Le retour fut silencieux comme l’aller. Seulement, sur la route, le traîneau rencontra de nombreux groupes qui cheminaient avec les lanternes. La forêt s’éclairait çà et là de petites lumières. C’étaient les paysans des hameaux environnants qui se rendaient à la messe de minuit. Il y en avait qui chantaient en chœur de vieux noëls :

 

Il est né, le divin Enfant,

Jouez, hautbois, résonnez, musettes...

 

Et ils criaient joyeusement au passage du traîneau :

– Bon Noël !

Le docteur Brunoy ne répondait rien, et Rivaz, qui avait le cœur en fête, n’osait rien répondre. Au carrefour de Roselande et d’Arêche, près de Beaufort, leurs lanternes firent surgir de l’ombre un grand Christ douloureux dont le corps nu, sous la neige qui tombait, semblait crispé de froid. Il est né, le divin Enfant, se souvint avec pitié le docteur.

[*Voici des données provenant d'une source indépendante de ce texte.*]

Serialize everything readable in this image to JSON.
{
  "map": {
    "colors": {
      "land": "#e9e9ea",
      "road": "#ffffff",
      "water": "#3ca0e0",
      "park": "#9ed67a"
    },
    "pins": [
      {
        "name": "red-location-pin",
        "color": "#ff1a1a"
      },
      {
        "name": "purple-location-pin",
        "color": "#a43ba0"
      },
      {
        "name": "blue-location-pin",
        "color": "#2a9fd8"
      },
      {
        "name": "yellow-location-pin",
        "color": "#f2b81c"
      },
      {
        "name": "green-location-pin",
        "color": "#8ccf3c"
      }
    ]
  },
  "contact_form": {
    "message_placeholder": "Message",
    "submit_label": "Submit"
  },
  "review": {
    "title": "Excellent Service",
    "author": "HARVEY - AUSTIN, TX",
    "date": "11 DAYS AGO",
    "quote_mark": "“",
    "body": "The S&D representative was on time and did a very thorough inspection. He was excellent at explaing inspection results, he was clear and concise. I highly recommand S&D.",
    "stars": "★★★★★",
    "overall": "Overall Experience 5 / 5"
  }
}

Mais depuis le départ de Roselande il cherchait sa douleur, sa révolte, et ne les trouvait plus intactes. Un sentiment inconnu de paix, de douceur, de sérénité s’était emparé de lui, l’occupait tout entier. Il ne pensait qu’à son petit Jean qu’il ne reverrait plus avec la flamme de la vie dans les yeux, et il s’étonnait d’y penser sans amertume. Que serait-ce de son existence passée si le petit Jean n’avait jamais existé, lui qui en demeurait la meilleure part ? Et il acceptait sa douleur sans l’envenimer, sans l’agrandir par la rébellion. Il la recevait dans sa simplicité naturelle. Ainsi accueillie, elle cessait d’atteindre au désespoir ; elle n’était plus insupportable.

Quand il rentra dans sa maison, il trouva sa femme abîmée sur le lit, où d’un coup d’œil il vit la mort. Avec bonté mais avec autorité, il la releva :

– Adrienne... ma chérie !... dit-il.

– Tu n’étais pas là, fit-elle entre deux sanglots.

Mais elle le regarda, surprise de sa tranquillité. Puis, subjuguée, elle vint s’appuyer à lui avec l’intuition qu’elle y trouverait la force qui lui manquait, le courage de vivre et peut-être d’aimer encore la vie...

Et voilà ce que le docteur Brunoy trouva sur le chemin de Roselande en revenant de faire son devoir.

 

 

 

 

Henry BORDEAUX, Contes et nouvelles de Savoie.